Christina Adam's LOVE AND COUNTRY is a complex book with complex characters, yet is written in a simple prose depicting the beauty of a small quiet ranching town in Idaho. The story takes place shortly after the Vietnam War, and the backdrop of this small town helps add to this tale of alienation and acceptance.
Kenny Swanson and his mother Lenna (Lenora) are newcomers to this small Idaho town. Kenny has just turned fourteen, and while it is difficult for all teenagers during this phase of life, he also has to deal with being new in school, yearning for a father who rarely visits, and wishing he could participate in his only real passion: the local rodeo. Because they don't have any insurance yet, his mother has asked him not to ride for a few more months, at least until the insurance kicks in. He has promised to abide by her wishes.
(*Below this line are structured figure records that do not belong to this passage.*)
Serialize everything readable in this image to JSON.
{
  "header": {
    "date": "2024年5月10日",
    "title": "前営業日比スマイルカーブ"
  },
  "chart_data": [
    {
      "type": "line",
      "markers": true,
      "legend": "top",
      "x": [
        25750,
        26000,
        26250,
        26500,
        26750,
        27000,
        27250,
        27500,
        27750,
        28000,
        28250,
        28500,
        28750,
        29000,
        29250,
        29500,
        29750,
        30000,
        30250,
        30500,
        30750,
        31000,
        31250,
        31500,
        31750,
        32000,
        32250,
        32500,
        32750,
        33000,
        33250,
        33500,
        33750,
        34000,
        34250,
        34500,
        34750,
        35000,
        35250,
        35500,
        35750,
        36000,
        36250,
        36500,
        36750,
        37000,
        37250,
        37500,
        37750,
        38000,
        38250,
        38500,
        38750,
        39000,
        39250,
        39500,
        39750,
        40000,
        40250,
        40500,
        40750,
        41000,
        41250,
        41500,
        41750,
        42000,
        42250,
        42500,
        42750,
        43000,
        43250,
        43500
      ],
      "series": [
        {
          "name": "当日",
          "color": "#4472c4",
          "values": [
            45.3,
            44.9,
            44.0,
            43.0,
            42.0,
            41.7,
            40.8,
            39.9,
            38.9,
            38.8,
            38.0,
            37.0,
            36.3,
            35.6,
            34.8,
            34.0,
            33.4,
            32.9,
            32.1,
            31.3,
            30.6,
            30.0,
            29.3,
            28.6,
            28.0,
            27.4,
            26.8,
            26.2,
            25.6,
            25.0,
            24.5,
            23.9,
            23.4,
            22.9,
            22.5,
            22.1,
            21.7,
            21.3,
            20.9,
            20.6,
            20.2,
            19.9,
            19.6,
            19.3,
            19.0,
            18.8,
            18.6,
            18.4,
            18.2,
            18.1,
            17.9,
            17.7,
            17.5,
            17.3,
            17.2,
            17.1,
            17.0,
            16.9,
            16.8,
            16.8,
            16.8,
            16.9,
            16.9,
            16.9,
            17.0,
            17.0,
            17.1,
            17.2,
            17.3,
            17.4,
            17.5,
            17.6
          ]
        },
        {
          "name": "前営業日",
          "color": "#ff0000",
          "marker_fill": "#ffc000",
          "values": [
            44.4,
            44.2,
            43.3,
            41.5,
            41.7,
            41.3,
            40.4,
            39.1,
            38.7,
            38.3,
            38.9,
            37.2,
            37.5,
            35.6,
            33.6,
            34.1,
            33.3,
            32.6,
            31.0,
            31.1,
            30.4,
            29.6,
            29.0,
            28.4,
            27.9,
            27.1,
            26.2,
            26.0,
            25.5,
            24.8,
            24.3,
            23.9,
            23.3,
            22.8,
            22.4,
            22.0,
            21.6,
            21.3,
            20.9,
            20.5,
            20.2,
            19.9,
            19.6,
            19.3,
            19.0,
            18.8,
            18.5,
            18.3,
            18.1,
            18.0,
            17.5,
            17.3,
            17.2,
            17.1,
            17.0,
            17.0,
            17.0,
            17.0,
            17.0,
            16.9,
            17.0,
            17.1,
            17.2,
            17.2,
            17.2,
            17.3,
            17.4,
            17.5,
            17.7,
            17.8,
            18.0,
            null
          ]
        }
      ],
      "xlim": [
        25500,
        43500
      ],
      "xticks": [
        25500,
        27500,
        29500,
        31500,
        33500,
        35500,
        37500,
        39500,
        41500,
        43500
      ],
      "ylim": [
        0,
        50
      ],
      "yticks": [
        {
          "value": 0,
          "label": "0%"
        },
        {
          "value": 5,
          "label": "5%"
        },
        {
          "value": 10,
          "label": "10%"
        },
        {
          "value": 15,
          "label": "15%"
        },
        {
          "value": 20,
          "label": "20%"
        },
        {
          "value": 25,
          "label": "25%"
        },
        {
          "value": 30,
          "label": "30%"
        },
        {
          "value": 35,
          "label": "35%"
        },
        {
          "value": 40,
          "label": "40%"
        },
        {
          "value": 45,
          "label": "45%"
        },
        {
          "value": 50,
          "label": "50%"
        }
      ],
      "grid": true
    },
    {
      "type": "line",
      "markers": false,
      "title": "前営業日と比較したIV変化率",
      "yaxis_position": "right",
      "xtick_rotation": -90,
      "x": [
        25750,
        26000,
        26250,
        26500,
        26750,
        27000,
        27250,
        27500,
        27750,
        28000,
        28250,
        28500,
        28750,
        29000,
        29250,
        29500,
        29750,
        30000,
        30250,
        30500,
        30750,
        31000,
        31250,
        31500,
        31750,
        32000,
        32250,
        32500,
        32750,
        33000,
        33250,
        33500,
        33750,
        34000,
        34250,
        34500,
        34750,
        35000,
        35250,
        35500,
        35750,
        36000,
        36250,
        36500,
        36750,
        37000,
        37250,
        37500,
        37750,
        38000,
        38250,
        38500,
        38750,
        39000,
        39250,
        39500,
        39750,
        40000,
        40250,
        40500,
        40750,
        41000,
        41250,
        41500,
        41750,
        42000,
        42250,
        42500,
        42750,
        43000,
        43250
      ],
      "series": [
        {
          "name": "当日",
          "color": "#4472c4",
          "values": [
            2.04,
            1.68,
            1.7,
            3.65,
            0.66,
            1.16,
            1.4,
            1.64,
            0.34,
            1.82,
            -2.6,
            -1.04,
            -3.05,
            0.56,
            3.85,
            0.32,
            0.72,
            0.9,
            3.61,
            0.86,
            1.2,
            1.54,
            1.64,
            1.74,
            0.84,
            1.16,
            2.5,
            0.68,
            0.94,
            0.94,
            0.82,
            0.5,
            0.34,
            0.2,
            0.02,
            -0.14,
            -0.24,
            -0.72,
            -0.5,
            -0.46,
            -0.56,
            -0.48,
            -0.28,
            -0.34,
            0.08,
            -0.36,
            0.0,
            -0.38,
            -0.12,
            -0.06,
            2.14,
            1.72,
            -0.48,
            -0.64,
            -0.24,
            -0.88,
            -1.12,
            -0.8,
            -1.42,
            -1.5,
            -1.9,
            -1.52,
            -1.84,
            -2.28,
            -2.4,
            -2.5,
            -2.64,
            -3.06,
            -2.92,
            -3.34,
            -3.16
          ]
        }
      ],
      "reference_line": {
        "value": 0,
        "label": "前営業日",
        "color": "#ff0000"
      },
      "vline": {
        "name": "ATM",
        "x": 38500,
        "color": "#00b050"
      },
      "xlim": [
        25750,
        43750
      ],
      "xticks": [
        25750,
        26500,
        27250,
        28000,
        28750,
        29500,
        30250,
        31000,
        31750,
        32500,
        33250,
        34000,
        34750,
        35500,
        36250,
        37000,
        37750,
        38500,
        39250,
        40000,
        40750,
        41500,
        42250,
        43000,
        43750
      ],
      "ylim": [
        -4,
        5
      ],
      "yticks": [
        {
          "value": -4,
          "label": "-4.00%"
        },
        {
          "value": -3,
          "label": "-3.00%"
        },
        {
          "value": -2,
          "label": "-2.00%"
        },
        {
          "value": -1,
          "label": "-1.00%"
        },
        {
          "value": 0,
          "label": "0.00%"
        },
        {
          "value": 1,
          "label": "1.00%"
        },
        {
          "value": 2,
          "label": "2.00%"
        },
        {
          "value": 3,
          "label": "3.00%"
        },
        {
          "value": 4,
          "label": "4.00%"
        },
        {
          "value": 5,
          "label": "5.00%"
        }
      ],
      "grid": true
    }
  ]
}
However, he finds himself gravitating towards the rodeo grounds where rodeo star Roddy Moyers works. Roddy is a hero in this young boy's eyes and so Kenny has quite a pleasant shock when he meets Roddy and is encouraged to ride. The other men tease Kenny when he admits he has promised his mother that he wouldn't, and of course this does nothing for his self-esteem. He hides his anger from them as they heckle and laugh at him. He's angry not only because they have made fun of him, but because they have also made fun of his mother.
In another part of town, Cynthia Dustin and her parents are preparing to attend a funeral for the Lattimore baby. There is obvious tension between daughter and father, but it is not clear why. The bulk of her story comprises an odd relationship between them, and it is not until the very end of the book that everything is revealed to Cynthia and the reader. There are hints of some form of abuse in her story, but nothing is ever said outright until the concluding chapters. The clues throughout the book are mostly from Cynthia's behavior and feelings, her thoughts of unhappiness, and the hopes of a better life away from her parent's home. But even Earl's behavior towards his daughter and his obvious disdain for her comes as a surprise to the reader, as it is hard to believe that a parent could hate a child as much as Earl hates Cynthia.
The moment of truth is revealed when Cynthia learns of an event in their lives that caused a rift so extensive that there was no happiness left in Earl to give to Cynthia. It is after Earl's near-fatal heart attack when Cynthia learns the truth about her father and why there was so much hatred coming from him.
Roddy in the meantime has made his acquaintance with Lenna and a romance soon flourishes to Kenny's embarrassment. On top of dealing with his mother's potential sex life, he is also coping with the loss of his father, a man who never came through with any of his promises to Kenny. This results in Kenny lashing out even more, turning his anger and resentment towards his father into rebellious behavior that causes great grief for his mother and nearly costs him his life.
Kenny's friendship with Cynthia does more harm than good, and the fact that Cynthia had relations with Roddy does not help at all. It creates a complex set of social connections that seems to push the two teens to spiral out of control.
The writing in LOVE AND COUNTRY is beautiful, and life in this small Idaho town is certainly a far cry from life in the city that this reviewer is familiar with. The story itself is written in such a way that there does not seem to be any connection at first between the main characters, nor does there seem to be a single theme throughout the book. But upon finishing the last page, it all comes together and one sees this work as a coming-of-age novel, with themes of acceptance and forgiveness in a world where there is often no control over one's own life.